Jak majówka to na rowerze

W tym roku, dzięki szczęśliwemu układowi kalendarza, czeka nas wyjątkowo długa majówka. Biorąc tylko 3 dni wolnego możemy wyjechać na aż 9-dniowy urlop. Dobrym pomysłem na spędzenie takiego długiego weekendu jest zorganizowanie wyjazdu rowerowego, który łączy zalety aktywnego wypoczynku z możliwościami zwiedzania.

Już nie tylko Bornholm, ale również Polska może pochwalić się pięknymi i odpowiednio przygotowanymi szlakami rowerowymi. Na terenie Puszczy Białowieskiej wytyczono szlaki pozwalające na podziwianie zabytków architektonicznych, m.in. XVI, XVII i XVIII-wiecznych wsi. Wzdłuż wybrzeża Bałtyku ciągnie się natomiast Szlak Latarni Morskich, którego zwiedzanie możemy rozpocząć w Świnoujściu, a zakończyć aż w Gdańsku. Do miana „Rowerowej Stolicy Polski” pretenduje już Szklarska Poręba – znajduje się tu kilkaset kilometrów różnej długości i stopniu trudności tras rowerowych, co sprawia, że jest to idealne miejsce zarówno dla zaawansowanych kolarzy jak i rodzin z dziećmi.

Jak widać w kierunkach naszej wyprawy możemy przebierać. Rowerowa majówka może być fantastyczną przygodą dla całej rodziny, o ile jednak odpowiednio przygotujemy się do wyprawy. Najważniejsze to zadbać o stan techniczny naszego roweru.

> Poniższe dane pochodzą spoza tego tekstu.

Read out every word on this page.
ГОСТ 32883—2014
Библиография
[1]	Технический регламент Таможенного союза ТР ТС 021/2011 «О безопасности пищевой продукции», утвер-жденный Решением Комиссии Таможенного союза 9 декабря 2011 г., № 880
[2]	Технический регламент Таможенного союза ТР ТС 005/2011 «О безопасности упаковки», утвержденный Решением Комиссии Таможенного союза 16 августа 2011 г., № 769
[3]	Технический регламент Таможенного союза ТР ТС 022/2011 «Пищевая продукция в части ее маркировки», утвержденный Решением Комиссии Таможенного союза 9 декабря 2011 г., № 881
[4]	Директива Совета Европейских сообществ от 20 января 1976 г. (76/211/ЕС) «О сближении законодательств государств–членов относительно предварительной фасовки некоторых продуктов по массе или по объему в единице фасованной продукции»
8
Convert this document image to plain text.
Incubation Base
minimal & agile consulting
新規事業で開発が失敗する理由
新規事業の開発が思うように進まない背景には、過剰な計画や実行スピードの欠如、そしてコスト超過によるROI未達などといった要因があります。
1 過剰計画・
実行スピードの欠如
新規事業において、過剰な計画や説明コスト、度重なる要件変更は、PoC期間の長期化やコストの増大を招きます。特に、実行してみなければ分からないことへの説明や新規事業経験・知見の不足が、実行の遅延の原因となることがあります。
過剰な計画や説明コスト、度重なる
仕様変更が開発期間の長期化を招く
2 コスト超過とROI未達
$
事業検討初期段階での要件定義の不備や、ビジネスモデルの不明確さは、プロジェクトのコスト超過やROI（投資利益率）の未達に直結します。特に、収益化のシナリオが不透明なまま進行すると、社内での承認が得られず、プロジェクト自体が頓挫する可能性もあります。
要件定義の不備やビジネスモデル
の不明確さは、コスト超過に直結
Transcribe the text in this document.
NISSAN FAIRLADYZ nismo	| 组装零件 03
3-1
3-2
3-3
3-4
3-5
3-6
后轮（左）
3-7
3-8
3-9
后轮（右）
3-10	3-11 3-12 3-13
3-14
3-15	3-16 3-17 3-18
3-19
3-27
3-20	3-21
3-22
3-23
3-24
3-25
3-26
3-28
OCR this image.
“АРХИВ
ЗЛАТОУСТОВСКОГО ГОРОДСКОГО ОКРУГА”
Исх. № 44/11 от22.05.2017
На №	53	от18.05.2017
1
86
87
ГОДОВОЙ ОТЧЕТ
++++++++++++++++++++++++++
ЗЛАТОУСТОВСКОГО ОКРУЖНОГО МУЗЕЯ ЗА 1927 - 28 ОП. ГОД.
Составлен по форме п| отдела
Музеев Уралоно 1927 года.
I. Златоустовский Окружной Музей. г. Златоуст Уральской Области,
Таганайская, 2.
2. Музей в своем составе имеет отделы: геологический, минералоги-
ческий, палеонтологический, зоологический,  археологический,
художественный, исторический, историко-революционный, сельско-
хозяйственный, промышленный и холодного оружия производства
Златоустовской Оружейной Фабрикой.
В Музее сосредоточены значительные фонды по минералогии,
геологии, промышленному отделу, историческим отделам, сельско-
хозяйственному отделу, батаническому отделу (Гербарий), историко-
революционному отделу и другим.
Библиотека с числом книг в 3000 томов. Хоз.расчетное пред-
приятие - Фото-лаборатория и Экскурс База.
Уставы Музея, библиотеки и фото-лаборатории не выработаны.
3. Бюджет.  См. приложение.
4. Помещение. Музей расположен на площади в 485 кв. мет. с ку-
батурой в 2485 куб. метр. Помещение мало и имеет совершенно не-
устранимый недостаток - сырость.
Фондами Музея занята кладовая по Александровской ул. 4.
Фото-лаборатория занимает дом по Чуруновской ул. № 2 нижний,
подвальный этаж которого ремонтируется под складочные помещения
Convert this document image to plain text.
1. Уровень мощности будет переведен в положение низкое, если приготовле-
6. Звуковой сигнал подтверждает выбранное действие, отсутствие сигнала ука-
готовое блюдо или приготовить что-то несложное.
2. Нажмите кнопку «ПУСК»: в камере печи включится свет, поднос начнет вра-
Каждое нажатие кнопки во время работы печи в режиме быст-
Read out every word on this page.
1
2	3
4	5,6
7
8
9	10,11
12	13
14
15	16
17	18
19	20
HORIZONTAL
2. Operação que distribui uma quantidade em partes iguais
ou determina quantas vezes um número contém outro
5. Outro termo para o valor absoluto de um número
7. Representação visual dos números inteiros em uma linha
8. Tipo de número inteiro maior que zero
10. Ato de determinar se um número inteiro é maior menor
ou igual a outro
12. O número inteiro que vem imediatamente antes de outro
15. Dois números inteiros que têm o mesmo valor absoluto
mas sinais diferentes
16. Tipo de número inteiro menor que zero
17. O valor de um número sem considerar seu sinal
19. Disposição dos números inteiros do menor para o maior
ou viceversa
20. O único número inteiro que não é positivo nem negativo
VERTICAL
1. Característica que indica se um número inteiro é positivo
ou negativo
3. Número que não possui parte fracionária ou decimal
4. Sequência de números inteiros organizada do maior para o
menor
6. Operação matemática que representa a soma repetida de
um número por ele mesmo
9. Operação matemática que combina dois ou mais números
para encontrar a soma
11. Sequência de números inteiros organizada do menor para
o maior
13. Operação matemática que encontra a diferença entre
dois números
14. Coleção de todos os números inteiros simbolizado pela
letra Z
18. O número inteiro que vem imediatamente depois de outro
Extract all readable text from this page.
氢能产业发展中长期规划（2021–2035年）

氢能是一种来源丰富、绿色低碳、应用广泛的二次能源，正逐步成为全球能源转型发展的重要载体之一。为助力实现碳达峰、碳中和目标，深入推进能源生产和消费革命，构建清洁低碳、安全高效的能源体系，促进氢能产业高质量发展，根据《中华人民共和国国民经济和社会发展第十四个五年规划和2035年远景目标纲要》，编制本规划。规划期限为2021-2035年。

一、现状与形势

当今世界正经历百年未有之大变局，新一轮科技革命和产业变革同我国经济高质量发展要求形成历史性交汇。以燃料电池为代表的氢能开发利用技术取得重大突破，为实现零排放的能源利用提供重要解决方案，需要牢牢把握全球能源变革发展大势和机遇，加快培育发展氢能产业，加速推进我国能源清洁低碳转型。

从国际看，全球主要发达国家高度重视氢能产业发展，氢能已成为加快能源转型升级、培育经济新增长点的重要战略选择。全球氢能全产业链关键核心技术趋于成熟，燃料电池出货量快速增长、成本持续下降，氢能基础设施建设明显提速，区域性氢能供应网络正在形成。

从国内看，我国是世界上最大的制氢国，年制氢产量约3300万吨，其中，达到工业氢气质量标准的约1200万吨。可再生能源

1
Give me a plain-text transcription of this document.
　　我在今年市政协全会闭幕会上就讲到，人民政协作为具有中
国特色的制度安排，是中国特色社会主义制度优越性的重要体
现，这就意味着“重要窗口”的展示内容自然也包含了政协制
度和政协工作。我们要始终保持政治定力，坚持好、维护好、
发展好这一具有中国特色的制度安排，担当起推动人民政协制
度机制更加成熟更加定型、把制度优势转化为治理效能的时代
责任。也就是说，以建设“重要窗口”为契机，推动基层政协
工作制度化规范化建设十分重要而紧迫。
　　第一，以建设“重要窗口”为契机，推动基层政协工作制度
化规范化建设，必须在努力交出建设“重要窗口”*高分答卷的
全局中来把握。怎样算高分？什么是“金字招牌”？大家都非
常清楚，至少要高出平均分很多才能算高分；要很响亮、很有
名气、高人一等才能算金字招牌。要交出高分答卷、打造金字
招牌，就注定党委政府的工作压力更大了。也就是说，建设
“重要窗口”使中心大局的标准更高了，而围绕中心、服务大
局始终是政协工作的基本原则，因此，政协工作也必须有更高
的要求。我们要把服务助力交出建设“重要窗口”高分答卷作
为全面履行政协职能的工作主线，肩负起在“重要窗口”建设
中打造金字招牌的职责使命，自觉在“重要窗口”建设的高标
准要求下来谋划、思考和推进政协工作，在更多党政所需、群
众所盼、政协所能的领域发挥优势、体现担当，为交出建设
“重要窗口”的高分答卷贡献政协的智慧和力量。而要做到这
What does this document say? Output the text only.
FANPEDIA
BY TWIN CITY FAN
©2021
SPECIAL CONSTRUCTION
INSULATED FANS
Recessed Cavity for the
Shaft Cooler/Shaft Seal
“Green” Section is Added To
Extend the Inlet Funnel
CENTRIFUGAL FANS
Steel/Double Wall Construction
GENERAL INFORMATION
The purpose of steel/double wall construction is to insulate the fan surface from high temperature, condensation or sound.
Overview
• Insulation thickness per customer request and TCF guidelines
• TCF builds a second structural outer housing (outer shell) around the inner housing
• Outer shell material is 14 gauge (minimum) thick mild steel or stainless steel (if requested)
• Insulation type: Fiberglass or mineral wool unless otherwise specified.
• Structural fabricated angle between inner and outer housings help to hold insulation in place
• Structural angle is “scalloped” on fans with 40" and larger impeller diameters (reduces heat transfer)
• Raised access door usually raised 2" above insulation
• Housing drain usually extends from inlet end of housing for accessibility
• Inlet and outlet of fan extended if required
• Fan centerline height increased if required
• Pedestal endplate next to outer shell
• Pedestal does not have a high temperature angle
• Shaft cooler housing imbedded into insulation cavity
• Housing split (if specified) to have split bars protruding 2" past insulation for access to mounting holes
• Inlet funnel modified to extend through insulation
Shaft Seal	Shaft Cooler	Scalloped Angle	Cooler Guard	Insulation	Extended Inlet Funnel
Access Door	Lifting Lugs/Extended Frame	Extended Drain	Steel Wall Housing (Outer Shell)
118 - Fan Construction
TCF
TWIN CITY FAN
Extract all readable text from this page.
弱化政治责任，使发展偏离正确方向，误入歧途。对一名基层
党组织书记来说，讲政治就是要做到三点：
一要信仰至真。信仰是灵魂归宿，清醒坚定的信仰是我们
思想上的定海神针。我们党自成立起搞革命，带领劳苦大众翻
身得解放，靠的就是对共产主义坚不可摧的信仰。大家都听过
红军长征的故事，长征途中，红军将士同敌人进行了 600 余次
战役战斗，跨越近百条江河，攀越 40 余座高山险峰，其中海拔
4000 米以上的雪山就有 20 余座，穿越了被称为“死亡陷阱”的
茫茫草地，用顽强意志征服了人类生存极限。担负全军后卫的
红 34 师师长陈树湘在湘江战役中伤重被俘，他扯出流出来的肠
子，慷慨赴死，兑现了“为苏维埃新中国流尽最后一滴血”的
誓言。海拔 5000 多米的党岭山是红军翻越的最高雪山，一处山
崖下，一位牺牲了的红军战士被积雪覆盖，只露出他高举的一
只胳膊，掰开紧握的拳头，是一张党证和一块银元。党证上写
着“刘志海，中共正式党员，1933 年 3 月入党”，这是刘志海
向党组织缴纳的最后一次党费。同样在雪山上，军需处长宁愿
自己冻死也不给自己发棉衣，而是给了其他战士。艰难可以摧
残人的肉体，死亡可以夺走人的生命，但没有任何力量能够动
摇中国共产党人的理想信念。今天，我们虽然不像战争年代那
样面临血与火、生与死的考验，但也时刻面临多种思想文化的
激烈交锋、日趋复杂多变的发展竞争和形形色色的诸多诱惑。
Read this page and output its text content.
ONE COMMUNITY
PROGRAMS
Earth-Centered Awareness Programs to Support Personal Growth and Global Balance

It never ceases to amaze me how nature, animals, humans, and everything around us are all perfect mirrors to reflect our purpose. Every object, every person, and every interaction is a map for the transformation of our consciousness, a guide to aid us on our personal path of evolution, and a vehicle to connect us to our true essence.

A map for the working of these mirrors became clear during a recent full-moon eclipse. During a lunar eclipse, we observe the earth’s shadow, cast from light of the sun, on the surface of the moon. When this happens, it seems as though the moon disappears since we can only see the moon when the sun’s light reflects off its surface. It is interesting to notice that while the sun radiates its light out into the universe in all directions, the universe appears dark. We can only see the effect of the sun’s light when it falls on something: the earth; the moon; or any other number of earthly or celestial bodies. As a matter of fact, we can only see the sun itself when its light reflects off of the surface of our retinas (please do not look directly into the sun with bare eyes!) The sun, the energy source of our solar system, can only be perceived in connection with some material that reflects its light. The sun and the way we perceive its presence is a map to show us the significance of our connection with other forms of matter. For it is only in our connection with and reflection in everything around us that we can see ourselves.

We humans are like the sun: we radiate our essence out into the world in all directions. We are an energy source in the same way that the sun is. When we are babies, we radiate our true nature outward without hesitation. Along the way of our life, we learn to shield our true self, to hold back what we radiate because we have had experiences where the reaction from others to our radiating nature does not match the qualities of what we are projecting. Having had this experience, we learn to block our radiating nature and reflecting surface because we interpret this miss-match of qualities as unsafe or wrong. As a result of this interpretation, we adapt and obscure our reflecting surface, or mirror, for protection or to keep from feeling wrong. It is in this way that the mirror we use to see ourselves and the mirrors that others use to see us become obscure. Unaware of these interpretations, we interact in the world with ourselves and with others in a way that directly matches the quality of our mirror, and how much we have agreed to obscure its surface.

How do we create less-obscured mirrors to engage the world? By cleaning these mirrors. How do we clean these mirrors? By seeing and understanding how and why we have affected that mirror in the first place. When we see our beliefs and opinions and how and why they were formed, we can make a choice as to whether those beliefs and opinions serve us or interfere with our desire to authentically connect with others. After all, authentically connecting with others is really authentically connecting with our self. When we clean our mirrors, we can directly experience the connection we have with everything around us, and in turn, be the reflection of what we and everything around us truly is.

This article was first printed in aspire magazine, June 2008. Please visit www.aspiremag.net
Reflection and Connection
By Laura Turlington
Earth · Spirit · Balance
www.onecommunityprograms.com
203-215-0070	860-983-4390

Z odpowiednim wyprzedzeniem powinniśmy więc zafundować naszym jednośladom generalny przegląd obejmujący regulację hamulców i przerzutek, czyszczenie i smarowanie napędu oraz dokręcenie wszystkich części. Poprośmy również o sprawdzenie naprężenia szprych oraz zużycia łańcucha.

Po sprawdzeniu kondycji roweru powinniśmy również zatroszczyć się o własną kondycję fizyczną. Wypad rowerowy za miasto to dobry moment na rozgrzewkę przed właściwym wyjazdem. Większość siłowni oferuje różnorodny sprzęt, na którym możemy wzmocnić mięśnie naszych nóg. Planując trasę rodzinnego wyjazdu rowerowego powinniśmy wziąć pod uwagę możliwości najmłodszych. Dla dzieci najlepszy moment na rozpoczęcie samodzielnych rowerowych podróży to 10-11 lat. Najmłodsze dzieci można wozić w specjalnych rowerowych krzesełkach, a te nieco starsze (do lat 9) w przyczepkach, które już od roku można legalnie używać na naszych drogach.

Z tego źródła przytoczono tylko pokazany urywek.